O sigilo das informações disponibilizadas pelos clientes a seus Advogados é um dos princípios básicos da advocacia, inerente ao exercício da profissão. Da mesma forma que o Advogado é inviolável por seus atos e manifestações, nos termos do art. 133 da Constituição Federal, as informações confidenciais de seus clientes também são invioláveis.

8/11/2004

O advogado como testemunha em juízo


Carlos S. Forbes

Marco V. Gasparetti*

1. Das normas éticas relativas ao sigilo profissional do Advogado

O sigilo das informações disponibilizadas pelos clientes a seus Advogados é um dos princípios básicos da advocacia, inerente ao exercício da profissão. Da mesma forma que o Advogado é inviolável por seus atos e manifestações, nos termos do art. 133 da Constituição Federal, as informações confidenciais de seus clientes também são invioláveis.

Nesse sentido, o Código de Ética e Disciplina da OAB e o Estatuto da Advocacia (Lei nº 8.906/94) conferem especial proteção às informações que os clientes fornecem a seus Advogados para o patrocínio de suas causas, punindo, com rigor, os desvios de conduta.

Entretanto, questão bastante interessante surge quando se analisa a possibilidade do Advogado, solicitado e autorizado por seu cliente, prestar testemunho em juízo sobre fato de que tenha conhecimento em razão do exercício da profissão.

Nos termos do art. 26 do Código de Ética, “o advogado deve guardar sigilo, mesmo em depoimento judicial, sobre o que saiba em razão de seu ofício, cabendo-lhe recusar-se a depor como testemunha em processo no qual funcionou ou deva funcionar, ou sobre fato relacionado com pessoa de quem seja ou tenha sido advogado, mesmo que autorizado ou solicitado pelo constituinte”.

Nesse mesmo sentido, o Estatuto da Advocacia, ao enumerar os direitos do Advogado dispõe que entre estes se inclui o de “recusar-se a depor como testemunha em processo no qual funcionou ou deva funcionar, ou sobre fato relacionado com pessoa de quem seja ou foi advogado, mesmo quando autorizado ou solicitado pelo constituinte, bem como sobre fato que constitua sigilo profissional” (art. 7º, XIX).

Desta forma, o fato de um Advogado testemunhar sobre assuntos que constituam sigilo profissional pode, em tese, configurar infração disciplinar ética, punível com a pena de censura, nos termos do art. 34, VII c/c art. 36, I, da Estatuto da Advocacia, podendo, além disso, ser caracterizado como crime de “violação de segredo profissional”, previsto no art. 154 do Código Penal, punível com detenção de 3 meses a um ano.

Por outro lado, a divulgação de segredo profissional é permitida por lei em hipóteses bastante restritas.

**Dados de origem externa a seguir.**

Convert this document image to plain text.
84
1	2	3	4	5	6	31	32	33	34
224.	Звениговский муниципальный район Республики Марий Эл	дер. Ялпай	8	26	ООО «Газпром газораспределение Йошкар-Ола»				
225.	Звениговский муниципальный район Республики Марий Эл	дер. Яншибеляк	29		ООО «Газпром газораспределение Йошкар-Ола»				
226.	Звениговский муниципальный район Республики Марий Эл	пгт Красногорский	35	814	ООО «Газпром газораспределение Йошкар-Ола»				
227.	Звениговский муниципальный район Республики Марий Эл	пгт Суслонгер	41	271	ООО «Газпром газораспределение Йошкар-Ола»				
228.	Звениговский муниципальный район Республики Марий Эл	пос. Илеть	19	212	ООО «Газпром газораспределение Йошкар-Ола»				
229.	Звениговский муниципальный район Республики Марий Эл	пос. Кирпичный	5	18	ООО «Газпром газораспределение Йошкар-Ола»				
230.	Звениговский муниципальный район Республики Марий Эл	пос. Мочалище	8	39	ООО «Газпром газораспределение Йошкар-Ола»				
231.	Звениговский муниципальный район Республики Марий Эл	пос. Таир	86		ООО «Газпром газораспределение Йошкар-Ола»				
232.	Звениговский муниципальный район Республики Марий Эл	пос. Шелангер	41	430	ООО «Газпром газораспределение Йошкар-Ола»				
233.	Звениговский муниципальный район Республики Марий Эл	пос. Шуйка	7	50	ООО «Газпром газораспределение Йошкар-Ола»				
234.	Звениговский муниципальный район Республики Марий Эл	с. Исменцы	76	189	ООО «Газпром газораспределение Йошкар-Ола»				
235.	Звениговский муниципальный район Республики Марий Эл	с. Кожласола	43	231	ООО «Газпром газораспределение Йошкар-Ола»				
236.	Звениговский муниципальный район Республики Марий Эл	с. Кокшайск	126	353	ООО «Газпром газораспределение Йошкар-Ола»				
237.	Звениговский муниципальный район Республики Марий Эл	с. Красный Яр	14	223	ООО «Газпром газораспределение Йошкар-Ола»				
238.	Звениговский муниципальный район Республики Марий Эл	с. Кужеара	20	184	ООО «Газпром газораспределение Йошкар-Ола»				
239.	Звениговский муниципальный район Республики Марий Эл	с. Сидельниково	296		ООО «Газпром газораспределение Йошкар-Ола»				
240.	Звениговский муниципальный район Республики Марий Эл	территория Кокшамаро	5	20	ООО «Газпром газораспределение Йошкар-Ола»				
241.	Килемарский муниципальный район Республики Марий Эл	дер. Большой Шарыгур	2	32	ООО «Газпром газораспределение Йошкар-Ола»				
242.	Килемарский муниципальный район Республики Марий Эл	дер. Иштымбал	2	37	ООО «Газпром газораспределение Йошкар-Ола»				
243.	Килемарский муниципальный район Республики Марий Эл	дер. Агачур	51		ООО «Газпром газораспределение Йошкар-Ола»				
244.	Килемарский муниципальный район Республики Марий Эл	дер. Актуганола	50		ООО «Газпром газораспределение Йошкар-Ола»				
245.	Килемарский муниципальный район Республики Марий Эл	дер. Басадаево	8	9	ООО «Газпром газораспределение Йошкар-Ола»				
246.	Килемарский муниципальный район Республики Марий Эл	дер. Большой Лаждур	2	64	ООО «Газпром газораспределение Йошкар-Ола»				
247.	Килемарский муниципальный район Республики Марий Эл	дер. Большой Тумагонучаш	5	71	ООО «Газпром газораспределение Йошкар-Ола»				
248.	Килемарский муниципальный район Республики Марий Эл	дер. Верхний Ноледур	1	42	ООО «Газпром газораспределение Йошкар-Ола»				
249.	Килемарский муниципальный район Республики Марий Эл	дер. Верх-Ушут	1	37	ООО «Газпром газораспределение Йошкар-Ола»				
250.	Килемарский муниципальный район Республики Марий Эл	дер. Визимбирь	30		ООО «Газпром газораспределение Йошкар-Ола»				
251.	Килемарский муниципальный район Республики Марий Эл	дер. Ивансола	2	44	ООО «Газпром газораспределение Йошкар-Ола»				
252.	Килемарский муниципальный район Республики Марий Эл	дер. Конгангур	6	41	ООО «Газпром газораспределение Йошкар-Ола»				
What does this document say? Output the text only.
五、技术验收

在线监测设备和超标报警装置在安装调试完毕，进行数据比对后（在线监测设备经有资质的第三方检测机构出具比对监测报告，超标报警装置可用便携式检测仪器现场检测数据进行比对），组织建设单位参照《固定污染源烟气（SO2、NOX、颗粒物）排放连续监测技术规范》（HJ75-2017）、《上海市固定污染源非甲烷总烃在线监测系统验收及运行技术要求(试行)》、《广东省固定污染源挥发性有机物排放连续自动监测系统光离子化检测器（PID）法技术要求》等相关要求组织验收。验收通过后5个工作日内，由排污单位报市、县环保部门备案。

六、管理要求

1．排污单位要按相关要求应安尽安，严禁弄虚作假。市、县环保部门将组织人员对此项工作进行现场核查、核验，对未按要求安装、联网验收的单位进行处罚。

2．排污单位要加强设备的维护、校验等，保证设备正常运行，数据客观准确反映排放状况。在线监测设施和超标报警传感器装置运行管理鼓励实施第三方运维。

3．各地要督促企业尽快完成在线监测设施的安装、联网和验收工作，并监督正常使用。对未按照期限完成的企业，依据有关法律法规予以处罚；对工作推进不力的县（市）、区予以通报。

Nos termos dos arts. 25 do Código de Ética, o sigilo profissional pode ser quebrado quando houver “grave ameaça ao direito à vida, à honra, ou quando o advogado se veja afrontado pelo próprio cliente e, em defesa própria, tenha de revelar segredo, porém sempre restrito ao interesse da causa”. E ainda, nos termos do art. 27, “as confidências feitas ao advogado pelo cliente podem ser utilizadas nos limites da necessidade da defesa, desde que autorizado aquele pelo constituinte”.

2. Das normas processuais sobre o testemunho de Advogado

Como regra, a todos incumbe o dever de colaborar com a Justiça na apuração da verdade, a fim de que os litígios sejam legitimamente compostos e resolvidos. Há, contudo, hipóteses na lei processual civil nas quais a pessoa, seja por seu estado pessoal, seja por sua relação com as partes, está desobrigada de tal dever e, mais ainda, não pode prestar testemunho em juízo, em razão de impedimento, suspeição ou incapacidade.

No caso do Advogado que esteja assistindo ou tenha assistido às partes, temos que este, nos termos do art. 405, § 2º, III, do Código de Processo Civil, está impedido de depor. Assim, seu testemunho apenas pode ser colhido caso tal providência seja estritamente necessária a esclarecimento de fato controverso na demanda. Neste caso, todavia, o testemunho será prestado independentemente de compromisso, funcionando o Advogado como informante do Juízo, devendo o juiz atribuir às suas declarações o valor que possa merecer (CPC, art. 405, § 4º).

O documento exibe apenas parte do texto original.